Pembentukan BUMN Tekstil Baru Dinilai Tak Urgen dan Merugikan

Pembentukan BUMN Tekstil Baru Dinilai Tak Urgen dan Merugikan

Bisnis.com, JAKARTA — Rencana pemerintah untuk membentuk badan usaha milik negara (BUMN) di bidang pertekstilan dinilai tak ada urgensi dan tidak sesuai dengan kebutuhan sektor padat karya tersebut. 

Pengamat BUMN sekaligus Direktur Next Indonesia Center Herry Gunawan mengatakan, pemerintah mestinya membantu industri tekstil dengan mengakomodasi kebutuhan dari pelaku usaha swasta.

“Menurut saya, rencana pemerintah membentuk BUMN di bidang pertekstilan tidak ada urgensinya. Kalau mau menyelamatkan industri tekstil, mestinya ngobrol dengan dunia usaha swasta,” kata Herry kepada Bisnis, Senin (19/1/2025). 

Menurut Herry, persoalan sektor tekstil saat ini salah satunya yaitu terkait akses barang impor dengan harga murah yang membanjiri pasar domestik dan minimnya perlindungan pasar. 

“Tentu saja bukan berarti produk lokal boleh jual mahal. Namun, jangan buat pasar kita begitu mudah jadi pelampiasan produk luar,” tuturnya. 

Polemik tersebut tidak selaras dengan solusi yang ditawarkan berupa pembentukan BUMN tekstil baru dengan anggaran US$6 miliar lewat Danantara. 

Menurut dia, dari rencana tersebut justru ada risiko produk hilir makin besar sementara pasar didominasi oleh produk impor yang lebih murah. 

“Ada risiko yang lebih tinggi kalau nanti masuk sampai ke hilir, misalnya ke barang jadi seperti pakaian. Yang ada bisa jadi tekanan baru untuk industri tekstil di dalam negeri,” jelasnya. 

Dia pun mencontohkan salah satu upaya pemerintah lewat PT Industri Sandang Nusantara, BUMN yang dulu khusus bergerak di bidang tekstil. Perusahaan pelat merah tersebut sudah dibubarkan pada 2023 karena tidak mampu bersaing dan terus merugi meskipun telah disuntik modal. 

“Jadi, kehadiran BUMN baru di sektor pertekstilan, menurut saya lebih banyak ruginya. Tidak semua sektor harus digarap BUMN,” tegasnya. 
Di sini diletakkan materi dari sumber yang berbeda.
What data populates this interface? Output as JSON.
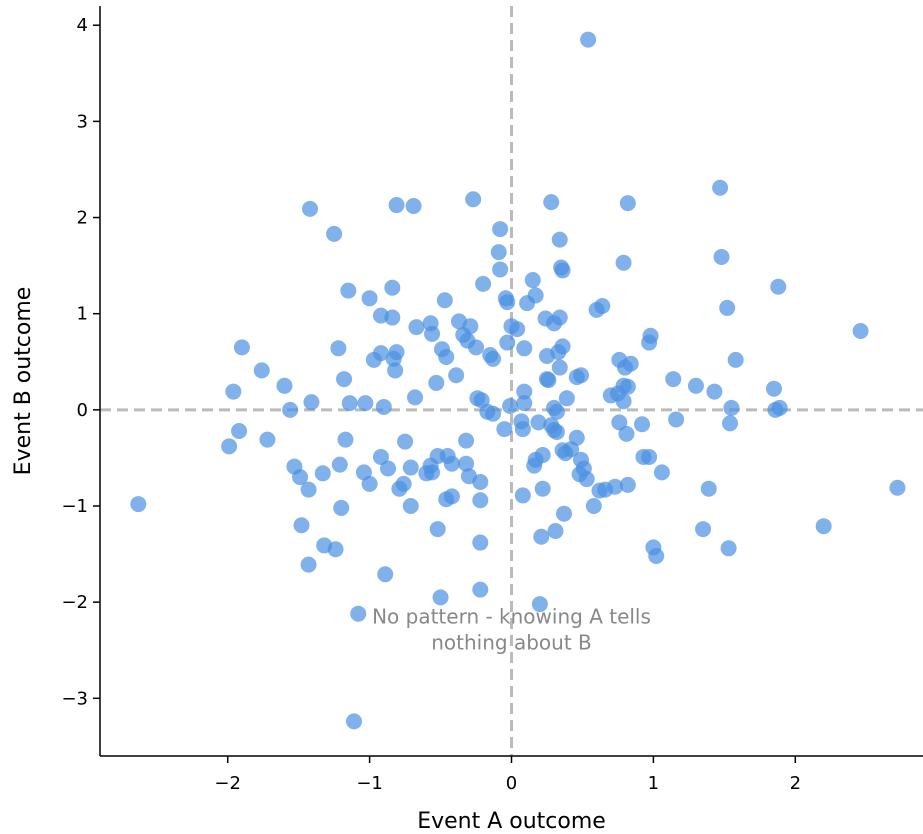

Herry menilai BUMN mestinya hanya untuk program mandatory atau punya nilai strategis, dalam arti selaras dengan target jangka menengah atau panjang pemerintah.
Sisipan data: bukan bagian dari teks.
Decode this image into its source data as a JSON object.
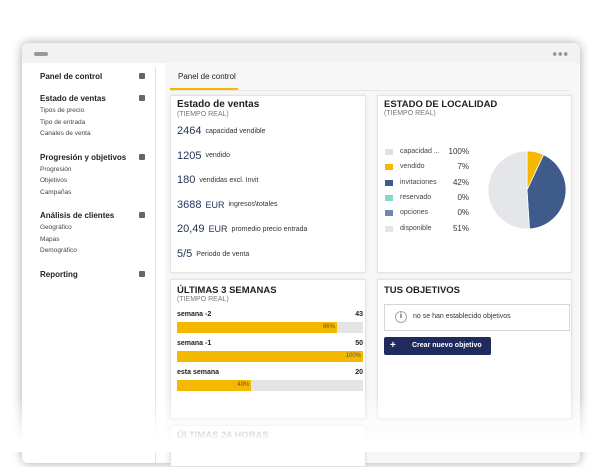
{
  "sidebar": {
    "sections": [
      {
        "title": "Panel de control",
        "items": []
      },
      {
        "title": "Estado de ventas",
        "items": [
          "Tipos de precio",
          "Tipo de entrada",
          "Canales de venta"
        ]
      },
      {
        "title": "Progresión y objetivos",
        "items": [
          "Progresión",
          "Objetivos",
          "Campañas"
        ]
      },
      {
        "title": "Análisis de clientes",
        "items": [
          "Geográfico",
          "Mapas",
          "Demográfico"
        ]
      },
      {
        "title": "Reporting",
        "items": []
      }
    ]
  },
  "tab": "Panel de control",
  "sales": {
    "title": "Estado de ventas",
    "subtitle": "(TIEMPO REAL)",
    "rows": [
      {
        "value": "2464",
        "label": "capacidad vendible"
      },
      {
        "value": "1205",
        "label": "vendido"
      },
      {
        "value": "180",
        "label": "vendidas excl. Invit"
      },
      {
        "value": "3688",
        "unit": "EUR",
        "label": "ingresos\\totales"
      },
      {
        "value": "20,49",
        "unit": "EUR",
        "label": "promedio precio entrada"
      },
      {
        "value": "5/5",
        "label": "Periodo de venta"
      }
    ]
  },
  "locality": {
    "title": "ESTADO DE LOCALIDAD",
    "subtitle": "(TIEMPO REAL)",
    "total": {
      "name": "capacidad ...",
      "value": 100,
      "label": "100%",
      "color": "#dfe3e8"
    },
    "items": [
      {
        "name": "vendido",
        "value": 7,
        "label": "7%",
        "color": "#f5b800"
      },
      {
        "name": "invitaciones",
        "value": 42,
        "label": "42%",
        "color": "#3e5b8b"
      },
      {
        "name": "reservado",
        "value": 0,
        "label": "0%",
        "color": "#86d8c7"
      },
      {
        "name": "opciones",
        "value": 0,
        "label": "0%",
        "color": "#7088ad"
      },
      {
        "name": "disponible",
        "value": 51,
        "label": "51%",
        "color": "#e4e6e9"
      }
    ]
  },
  "weeks": {
    "title": "ÚLTIMAS 3 SEMANAS",
    "subtitle": "(TIEMPO REAL)",
    "xlim": [
      0,
      100
    ],
    "color": "#f5b800",
    "rows": [
      {
        "name": "semana -2",
        "count": 43,
        "percent": 86,
        "percent_label": "86%"
      },
      {
        "name": "semana -1",
        "count": 50,
        "percent": 100,
        "percent_label": "100%"
      },
      {
        "name": "esta semana",
        "count": 20,
        "percent": 40,
        "percent_label": "40%"
      }
    ]
  },
  "objectives": {
    "title": "TUS OBJETIVOS",
    "message": "no se han establecido objetivos",
    "button": "Crear nuevo objetivo"
  },
  "last24": {
    "title": "ÚLTIMAS 24 HORAS"
  }
}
Untuk itu, BUMN yang baru dinilai tidak boleh menjadi pesaing industri tekstil yang sudah ada. Apalagi, saat ini industri justru sedang kesulitan karena berhadapan dengan produk impor maupun pakaian bekas.

“Kalau memang terpaksa harus membuat BUMN yang bergerak di industri tekstil, yang diperlukan adalah yang bergerak sebagai pelengkap ekosistem atau rantai pasok produksi,” terangnya. 

Misalnya, saat ini yang banyak diimpor oleh produsen tekstil adalah bahan baku, misalnya poliester. Artinya, BUMN tekstil harus fokus pada pemenuhan rantai pasok produksi. 

“Cukup jadi produsen bahan baku, jangan masuk ke produk akhir,” imbuhnya. 

Kendati demikian, dia mendorong pemerintah untuk berpikir ulang terkait pembentukan BUMN baru tersebut. Apalagi, mestinya saat ini Danantara harus mengevaluasi BUMN yang sudah ada. 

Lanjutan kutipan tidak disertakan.